After an hour of enduring my scowling and passive-aggressive jabs, my husband-to-be lost his temper. We fought. Right there in the grocery store. About what constitutes food (whole meats, fruits and vegetables, said I) and who was buying it (him; I was dead broke at the time) and how a comfortable household consumes calories.
He expected a pantry stocked with food so that we could cook and sit down together for meals like a typical American family. I was accustomed to a single gal's fridge with just the basics: eggs, cheddar, tortillas, maybe a few veggies.
On the way home, I looked out the window and sulked. How was this ever going to work?

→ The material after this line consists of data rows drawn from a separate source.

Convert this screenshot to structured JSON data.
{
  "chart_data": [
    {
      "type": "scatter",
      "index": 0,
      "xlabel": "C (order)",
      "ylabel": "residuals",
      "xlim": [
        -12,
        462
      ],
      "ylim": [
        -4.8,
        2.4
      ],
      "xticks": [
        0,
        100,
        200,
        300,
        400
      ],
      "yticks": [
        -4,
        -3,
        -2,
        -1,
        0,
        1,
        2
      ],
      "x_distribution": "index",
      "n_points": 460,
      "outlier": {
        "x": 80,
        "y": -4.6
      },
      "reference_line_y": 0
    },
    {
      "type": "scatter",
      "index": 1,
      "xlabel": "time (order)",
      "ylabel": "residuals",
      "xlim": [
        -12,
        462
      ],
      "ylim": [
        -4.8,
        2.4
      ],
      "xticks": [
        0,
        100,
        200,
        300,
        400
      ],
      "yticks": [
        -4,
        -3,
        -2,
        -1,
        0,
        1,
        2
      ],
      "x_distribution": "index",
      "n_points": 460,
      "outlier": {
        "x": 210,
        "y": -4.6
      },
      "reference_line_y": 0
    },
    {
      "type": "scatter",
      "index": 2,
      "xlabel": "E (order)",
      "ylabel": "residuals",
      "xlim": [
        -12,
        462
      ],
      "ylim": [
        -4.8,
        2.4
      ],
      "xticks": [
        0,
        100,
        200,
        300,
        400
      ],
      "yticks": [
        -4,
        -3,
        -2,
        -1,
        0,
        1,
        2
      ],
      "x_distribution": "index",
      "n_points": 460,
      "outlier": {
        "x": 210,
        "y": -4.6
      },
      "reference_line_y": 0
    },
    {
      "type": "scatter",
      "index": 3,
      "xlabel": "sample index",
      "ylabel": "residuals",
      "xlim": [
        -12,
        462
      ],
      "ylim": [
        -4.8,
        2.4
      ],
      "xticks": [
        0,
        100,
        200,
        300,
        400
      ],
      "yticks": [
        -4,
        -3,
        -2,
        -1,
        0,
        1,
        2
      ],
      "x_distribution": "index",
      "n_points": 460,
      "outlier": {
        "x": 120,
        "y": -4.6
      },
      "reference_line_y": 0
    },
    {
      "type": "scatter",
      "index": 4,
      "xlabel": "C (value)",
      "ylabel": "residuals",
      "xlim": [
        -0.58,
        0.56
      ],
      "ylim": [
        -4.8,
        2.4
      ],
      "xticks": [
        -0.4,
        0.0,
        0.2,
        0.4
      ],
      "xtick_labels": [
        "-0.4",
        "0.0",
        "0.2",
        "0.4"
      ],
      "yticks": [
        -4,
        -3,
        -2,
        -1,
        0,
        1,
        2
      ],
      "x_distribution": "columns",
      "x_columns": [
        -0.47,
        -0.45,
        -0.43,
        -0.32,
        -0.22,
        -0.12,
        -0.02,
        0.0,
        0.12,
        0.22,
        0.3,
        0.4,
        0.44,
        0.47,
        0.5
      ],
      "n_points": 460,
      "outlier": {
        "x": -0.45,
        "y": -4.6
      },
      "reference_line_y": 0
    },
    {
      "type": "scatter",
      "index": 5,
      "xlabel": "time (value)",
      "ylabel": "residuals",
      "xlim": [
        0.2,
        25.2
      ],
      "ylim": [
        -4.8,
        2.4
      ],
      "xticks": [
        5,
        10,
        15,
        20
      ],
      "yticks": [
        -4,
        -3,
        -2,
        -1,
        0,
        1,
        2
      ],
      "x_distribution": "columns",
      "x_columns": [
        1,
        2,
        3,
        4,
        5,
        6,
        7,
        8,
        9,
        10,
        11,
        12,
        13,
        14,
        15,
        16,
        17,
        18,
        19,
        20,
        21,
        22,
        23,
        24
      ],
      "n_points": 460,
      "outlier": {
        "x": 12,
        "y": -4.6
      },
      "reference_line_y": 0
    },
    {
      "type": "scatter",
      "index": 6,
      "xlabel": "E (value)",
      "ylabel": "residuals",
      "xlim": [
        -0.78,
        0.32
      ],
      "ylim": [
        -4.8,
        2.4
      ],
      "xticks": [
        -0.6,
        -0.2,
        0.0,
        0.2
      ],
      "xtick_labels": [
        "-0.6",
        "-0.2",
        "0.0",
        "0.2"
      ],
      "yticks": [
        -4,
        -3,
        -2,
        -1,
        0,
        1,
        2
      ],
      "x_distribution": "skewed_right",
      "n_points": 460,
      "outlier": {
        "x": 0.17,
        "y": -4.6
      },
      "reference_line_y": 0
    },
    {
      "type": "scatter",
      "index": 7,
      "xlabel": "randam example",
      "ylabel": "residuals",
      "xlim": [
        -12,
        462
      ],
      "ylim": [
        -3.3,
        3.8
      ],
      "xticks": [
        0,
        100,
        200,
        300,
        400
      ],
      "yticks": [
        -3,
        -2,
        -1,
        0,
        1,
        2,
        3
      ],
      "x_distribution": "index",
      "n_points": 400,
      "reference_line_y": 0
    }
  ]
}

For dinner later that week, Dan browned a pound of beef and stirred in water, milk, preportioned macaroni and the powdered flavor packet contained in a box of Hamburger Helper. "I can't believe you're making that," I said, no longer angry but still skeptical.
He plopped a heaping portion of meaty yellow pasta goo in a bowl — splat! — and handed it to me. "You're gonna love it," he said.
I frowned and took a bite: salty and creamy, like mac and cheese, but with beef, which somehow made it even better. "Yum," I said, smiling in spite of myself.
We devoured our bowls, and I sheepishly went back for seconds.
In that first year of living together, Dan schooled me in the virtues of making Eggo-waffle egg sandwiches for breakfast and eating cereal (as a form of dessert) during after-dinner movies. I recalled that I always was a fan of Cinnamon Toast Crunch and Frosted Mini-Wheats.
When I cooked, I kept him in mind. I called my mom for her meatloaf recipe. After we finally ate our way through that first Easter ham, I introduced him to pea soup, a winter staple in my house growing up. Who can resist the allure of pork-flavored legumes?
Dish by dish, we got to know each other better; meal by meal, we learned to accept one another's differences.
When we moved to New York, my jobs were at increasingly high-end restaurants; at one point, I spent much of my time at Michelin-starred establishments. At home, my cooking grew more ambitious. Then I became a food writer, and things only escalated. But, thanks to Dan's willingness to try anything once, his palate continued to expand. And my repertoire of classic comfort cookery grew, even as I nursed a growing propensity to make freaky stuff like pressed organ-meat terrines.
Now, we can both enjoy a bomber breakfast scramble with lots of veggies, or perfect penne alla vodka (one of Dan's Italian favorites) made with our own homegrown tomatoes (canned in August), peas (frozen in June) and local cream. Often, we eat Annie's (organic!) Mac and Cheese, with hot dogs and sometimes broccoli mixed in.
And sometimes we still fight. Like when I hire a tractor to dig up our yard (while Dan is at work) and put in a dozen beds so I can experiment with eight kinds of heirloom grain corn — the first year we have a garden. Sometimes those fights last a long time (all summer?!), because, as it turns out, couples should talk before one person embarks on a major household project that the other will inevitably have to help out with.
Then, once the dust has settled and the corn has been harvested, dried and milled, we buy a pack of hot dogs, mix that corn into batter and fry ourselves some heirloom corn dogs.